Art Fair celebrates connection between artists and their audience

Wednesday, July 19, 2017 - 3:50pm

NOSELL

Courtesy of Ann Arbor Art Fair

 

From July 20-23, hundreds of thousands will flock to Ann Arbor for the 58th annual Street Art Fair. After 57 years, the Fair has expanded into four concurrent events — The Ann Arbor Street Art Fair (The Original), Ann Arbor State Street Art Fair, Ann Arbor Summer Art Fair and Ann Arbor South University Art Fair — all located around Central Campus and downtown. It’s one of the busiest and most energetic weekends in the city, even rivaling football Saturdays in terms of crowd size.

The Art Fair celebrates the intricate relationship between artists and their audience.

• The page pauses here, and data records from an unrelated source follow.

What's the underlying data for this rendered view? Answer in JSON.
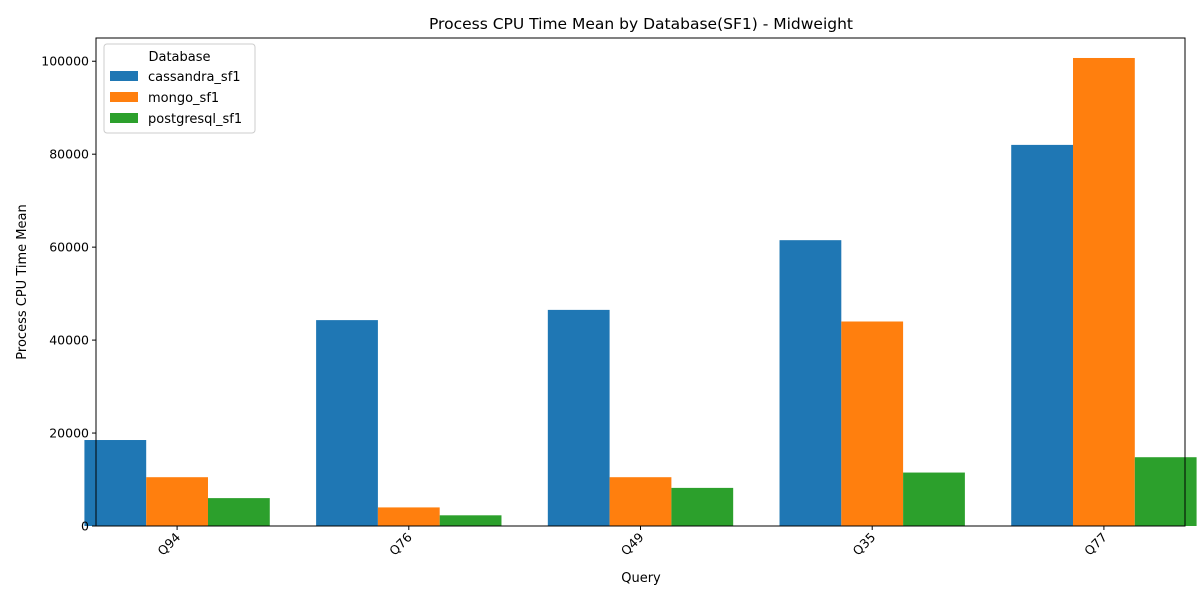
{
  "chart_data": {
    "type": "bar",
    "title": "Process CPU Time Mean by Database(SF1) - Midweight",
    "xlabel": "Query",
    "ylabel": "Process CPU Time Mean",
    "categories": [
      "Q94",
      "Q76",
      "Q49",
      "Q35",
      "Q77"
    ],
    "series": [
      {
        "name": "cassandra_sf1",
        "color": "#1f77b4",
        "values": [
          18500,
          44300,
          46500,
          61500,
          82000
        ]
      },
      {
        "name": "mongo_sf1",
        "color": "#ff7f0e",
        "values": [
          10500,
          4000,
          10500,
          44000,
          100700
        ]
      },
      {
        "name": "postgresql_sf1",
        "color": "#2ca02c",
        "values": [
          6000,
          2300,
          8200,
          11500,
          14800
        ]
      }
    ],
    "ylim": [
      0,
      105000
    ],
    "yticks": [
      0,
      20000,
      40000,
      60000,
      80000,
      100000
    ],
    "legend": {
      "title": "Database",
      "placement": "top-left"
    },
    "grid": false
  }
}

In a phone interview with the Daily, Bloomfield Hills-based artist Lisa Farris described her fondness for outdoor art fairs.

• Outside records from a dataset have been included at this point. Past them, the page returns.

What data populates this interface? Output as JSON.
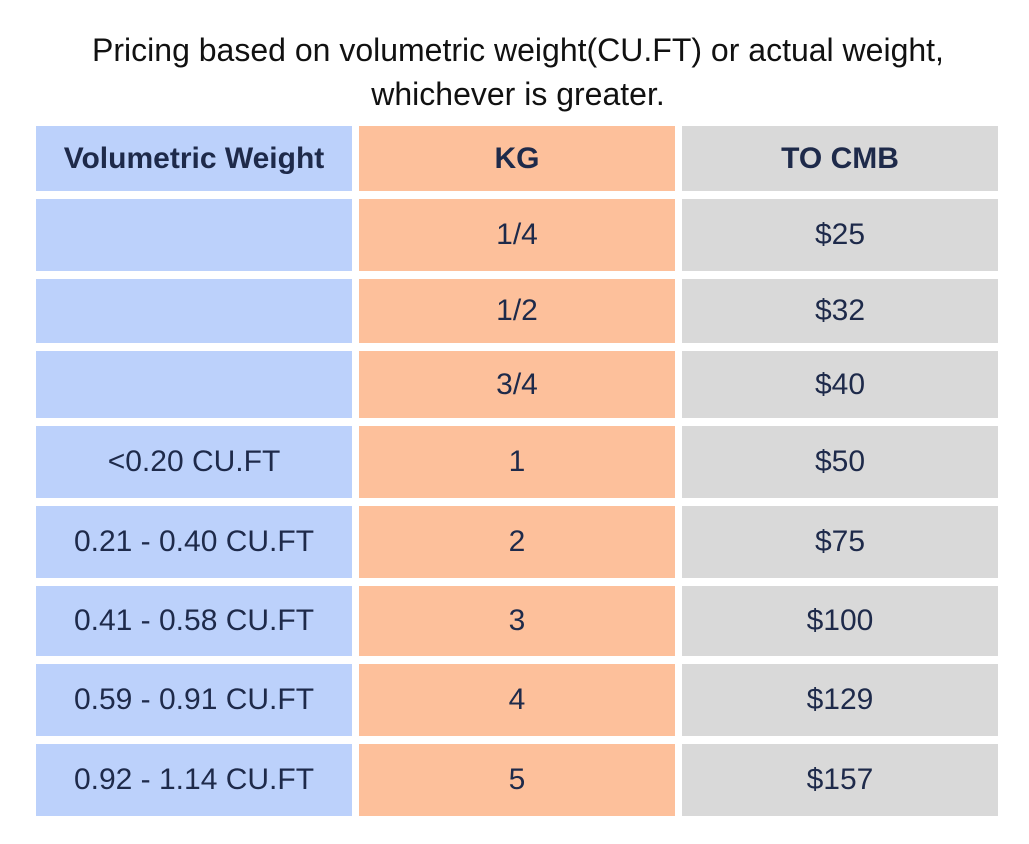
{
  "caption": {
    "line1": "Pricing based on volumetric weight(CU.FT) or actual weight,",
    "line2": "whichever is greater."
  },
  "table": {
    "headers": [
      "Volumetric Weight",
      "KG",
      "TO CMB"
    ],
    "rows": [
      {
        "volume": "",
        "kg": "1/4",
        "price": "$25"
      },
      {
        "volume": "",
        "kg": "1/2",
        "price": "$32"
      },
      {
        "volume": "",
        "kg": "3/4",
        "price": "$40"
      },
      {
        "volume": "<0.20 CU.FT",
        "kg": "1",
        "price": "$50"
      },
      {
        "volume": "0.21 - 0.40 CU.FT",
        "kg": "2",
        "price": "$75"
      },
      {
        "volume": "0.41 - 0.58 CU.FT",
        "kg": "3",
        "price": "$100"
      },
      {
        "volume": "0.59 - 0.91 CU.FT",
        "kg": "4",
        "price": "$129"
      },
      {
        "volume": "0.92 - 1.14 CU.FT",
        "kg": "5",
        "price": "$157"
      }
    ]
  },
  "colors": {
    "volume_column": "#bcd1fb",
    "kg_column": "#fdc09b",
    "price_column": "#d9d9d9",
    "cell_text": "#1e2a4a"
  }
}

“It feels more accessible in a way that galleries don't," Farris said. I think a lot of people come to an art fair for the fun of it, and they end up buying pieces that they like and want to have in their home. And these same people may never feel comfortable going to a gallery."

“An art fair isn’t intimidating. You’re actually talking to an artist, there are other activities, there’s food… it’s like a big party,” she said. “To get the actual work done, I spend so much time just isolated. So to finally come out and have your work out there and have people react to it is really invigorating.”

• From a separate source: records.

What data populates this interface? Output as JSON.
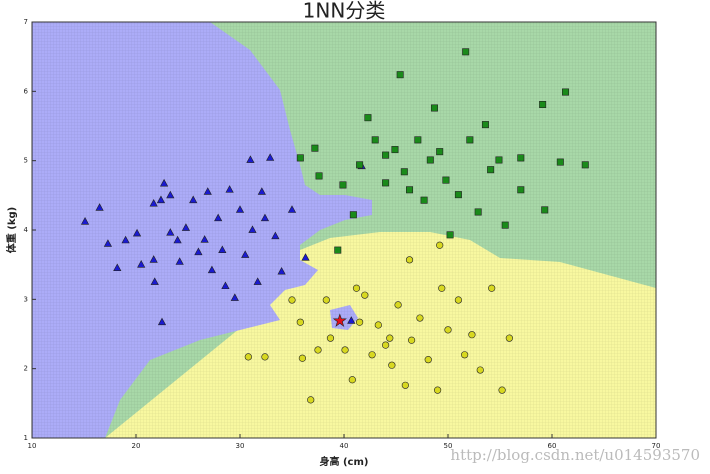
{
  "chart_data": {
    "type": "scatter",
    "title": "1NN分类",
    "x_label": "身高 (cm)",
    "y_label": "体重 (kg)",
    "watermark": "http://blog.csdn.net/u014593570",
    "xlim": [
      10,
      70
    ],
    "ylim": [
      1,
      7
    ],
    "xticks": [
      10,
      20,
      30,
      40,
      50,
      60,
      70
    ],
    "yticks": [
      1,
      2,
      3,
      4,
      5,
      6,
      7
    ],
    "series": [
      {
        "marker": "triangle",
        "color": "#1a1ad0",
        "x": [
          15.1,
          16.5,
          17.3,
          18.2,
          19,
          20.1,
          20.5,
          21.7,
          21.7,
          21.8,
          22.4,
          22.5,
          22.7,
          23.3,
          23.3,
          24,
          24.2,
          24.8,
          25.5,
          26,
          26.6,
          26.9,
          27.3,
          27.9,
          28.3,
          28.6,
          29,
          29.5,
          30,
          30.5,
          31,
          31.2,
          31.7,
          32.1,
          32.4,
          32.9,
          33.4,
          34,
          35,
          36.3,
          41.7,
          40.7
        ],
        "y": [
          4.12,
          4.32,
          3.8,
          3.45,
          3.85,
          3.95,
          3.5,
          3.57,
          4.38,
          3.25,
          4.43,
          2.67,
          4.67,
          4.5,
          3.96,
          3.85,
          3.54,
          4.03,
          4.43,
          3.68,
          3.86,
          4.55,
          3.42,
          4.17,
          3.71,
          3.19,
          4.58,
          3.02,
          4.29,
          3.64,
          5.01,
          4,
          3.25,
          4.55,
          4.17,
          5.04,
          3.91,
          3.4,
          4.29,
          3.6,
          4.92,
          2.69
        ]
      },
      {
        "marker": "square",
        "color": "#1a8a1a",
        "x": [
          35.8,
          37.2,
          37.6,
          39.4,
          39.9,
          40.9,
          41.5,
          42.3,
          43,
          44,
          44.9,
          45.4,
          45.8,
          46.3,
          47.1,
          47.7,
          48.7,
          49.2,
          49.8,
          50.2,
          51,
          51.7,
          52.1,
          52.9,
          53.6,
          54.1,
          54.9,
          55.5,
          57,
          59.1,
          59.3,
          60.8,
          61.3,
          63.2,
          57,
          48.3,
          44
        ],
        "y": [
          5.04,
          5.18,
          4.78,
          3.71,
          4.65,
          4.22,
          4.94,
          5.62,
          5.3,
          4.68,
          5.16,
          6.24,
          4.84,
          4.58,
          5.3,
          4.43,
          5.76,
          5.13,
          4.72,
          3.93,
          4.51,
          6.57,
          5.3,
          4.26,
          5.52,
          4.87,
          5.01,
          4.07,
          5.04,
          5.81,
          4.29,
          4.98,
          5.99,
          4.94,
          4.58,
          5.01,
          5.08
        ]
      },
      {
        "marker": "circle",
        "color": "#d8d820",
        "x": [
          30.8,
          32.4,
          35,
          35.8,
          36,
          36.8,
          37.5,
          38.3,
          38.7,
          40.1,
          40.8,
          41.5,
          42,
          42.7,
          43.3,
          44,
          44.6,
          45.2,
          45.9,
          46.3,
          46.5,
          47.3,
          48.1,
          49,
          49.4,
          50,
          51,
          51.6,
          52.3,
          53.1,
          54.2,
          55.2,
          55.9,
          49.2,
          44.4,
          41.2
        ],
        "y": [
          2.17,
          2.17,
          2.99,
          2.67,
          2.15,
          1.55,
          2.27,
          2.99,
          2.44,
          2.27,
          1.84,
          2.67,
          3.06,
          2.2,
          2.63,
          2.34,
          2.05,
          2.92,
          1.76,
          3.57,
          2.41,
          2.73,
          2.13,
          1.69,
          3.16,
          2.56,
          2.99,
          2.2,
          2.49,
          1.98,
          3.16,
          1.69,
          2.44,
          3.78,
          2.44,
          3.16
        ]
      },
      {
        "marker": "star",
        "color": "#e0101a",
        "x": [
          39.6
        ],
        "y": [
          2.69
        ]
      }
    ]
  }
}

Farris, a graduate of the University of Michigan, earned a dual degree in Fine Arts and Honors English and speaks fondly of her experience in the Stamps School of Art and Design: “The professors were amazing. The school itself, like the student body, was so supportive of each other’s work — it was a great four years.”

Although her education was focused in printmaking, she now primarily works with clay. Her work at this year’s Fair consists of a variety of sculptures, many of which are meant to decorate a garden. Farris notes the competitive selection process for the artists. “There has to be something about your work that is unusual because you’re competing against so many other artists. There has to be a reason why they picked this ceramic artist over the (many) others that have applied,” she explained.

Considering the fierce competition, the Art Fair features work created by some of the most talented artists across the country. Over 1,000 artists attend with their booths lining the city’s streets.

The abundance of entertainment encourages many to return to the Fair every year; LSA junior Anna DeVeaux has attended the festival with her family for 15 consecutive years and wishes to continue her streak.

“It’s really fun to just walk around because of all the different things going on — all of the community comes together,” DeVeaux said. “It’s just a really cool vibe to be around. And there’s great street food.”

DeVeaux points out the dynamic atmosphere during the Art Fair. “All of the streets are completely packed and there’s so much energy because everyone is going in between booths… it’s really bustling and everyone’s super interested in everything they’re going past.”

Although the Fair can be a hindrance to local residents — streets close and traffic becomes nightmarish — the city puts on the Townie Street Party to thank locals for their patience and cooperation during the busy weekend. Still, the Fair’s lack of parking has become a joke in and of itself. “We have this poster in our family room that just has pictures of all the no parking signs from the Ann Arbor Art Fair. It’s a funny joke to us,” DeVeaux said.

Nevertheless, she believes scarce parking and large crowds shouldn’t stop anyone from attending, explaining that “there’s really something for everyone,” making it one of the most exciting events in Metro Detroit all year.